Hofstätter, S. (2018). Adaptierung von Word Embeddings für domänenspezifisches Information Retrieval [Diploma Thesis, Technische Universität Wien]. reposiTUm. https://doi.org/10.34726/hss.2018.50325
E188 - Institut für Softwaretechnik und Interaktive Systeme
-
Date (published):
2018
-
Number of Pages:
68
-
Keywords:
Informationsrückgewinnung; Word Embeddings; Word2Vec; Globaler Kontext; Verwandte Wörter
de
Information Retrieval; Word Embeddings; Word2Vec; Global context; Related terms
en
Abstract:
Search engines rank documents based on their relevance to a given query – using only exact word matches might miss results.
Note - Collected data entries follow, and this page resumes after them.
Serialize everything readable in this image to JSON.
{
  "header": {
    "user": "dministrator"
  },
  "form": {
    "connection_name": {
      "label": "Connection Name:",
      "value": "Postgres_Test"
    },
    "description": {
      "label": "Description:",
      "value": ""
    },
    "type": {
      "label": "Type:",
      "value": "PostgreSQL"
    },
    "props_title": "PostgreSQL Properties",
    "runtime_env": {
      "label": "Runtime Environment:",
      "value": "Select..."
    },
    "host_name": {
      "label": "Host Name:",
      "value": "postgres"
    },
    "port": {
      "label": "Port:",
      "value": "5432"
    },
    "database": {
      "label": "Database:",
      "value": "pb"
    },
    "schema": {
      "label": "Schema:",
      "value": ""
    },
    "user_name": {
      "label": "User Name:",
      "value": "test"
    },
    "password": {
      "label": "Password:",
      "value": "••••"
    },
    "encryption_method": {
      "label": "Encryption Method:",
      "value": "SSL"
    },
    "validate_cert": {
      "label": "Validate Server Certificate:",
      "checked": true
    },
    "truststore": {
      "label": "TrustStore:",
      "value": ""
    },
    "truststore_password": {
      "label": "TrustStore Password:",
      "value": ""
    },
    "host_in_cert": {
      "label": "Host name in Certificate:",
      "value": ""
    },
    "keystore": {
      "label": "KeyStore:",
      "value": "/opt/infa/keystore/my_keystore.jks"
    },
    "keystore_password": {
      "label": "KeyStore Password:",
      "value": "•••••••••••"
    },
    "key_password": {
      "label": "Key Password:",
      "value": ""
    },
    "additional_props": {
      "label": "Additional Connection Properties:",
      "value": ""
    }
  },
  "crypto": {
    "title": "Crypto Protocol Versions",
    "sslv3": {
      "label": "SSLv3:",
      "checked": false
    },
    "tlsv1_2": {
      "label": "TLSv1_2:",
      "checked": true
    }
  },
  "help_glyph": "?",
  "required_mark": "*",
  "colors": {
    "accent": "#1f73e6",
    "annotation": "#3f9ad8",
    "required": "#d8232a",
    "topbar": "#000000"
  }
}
Expanding a document retrieval query with similar words gained from a word embedding offers great potential for better query results. The expansion of the search space allows to retrieve relevant documents, even if they do not contain the actual query. An additional word improves the query results only if it is relevant to the topic of the search. As observed by previous studies, an essential problem in using an out-of-box word embedding for document retrieval is that some of the added similar words have a negative impact on the retrieval performance. We create word embedding based similarity models, which are used to expand query words in domain-specific Information Retrieval. For this we adapt an existing word embedding with additional information gained from different contexts -- we incorporate them into a Skip-gram word embedding with Retrofitting. We experiment with different external resources: Latent Semantic Indexing, semantic lexicons. We also study various techniques to combine two different external resources. We first analyze changes in the local neighborhoods of query terms and global differences between the original and retrofitted vector spaces. We then evaluate the effect of the changed word embeddings on domain-specific retrieval test collections. We report improved results on some test collections. In conclusion, we show that in two out of three test collections, incorporating external resources significantly improves the results over using an out-of-the-box word embedding.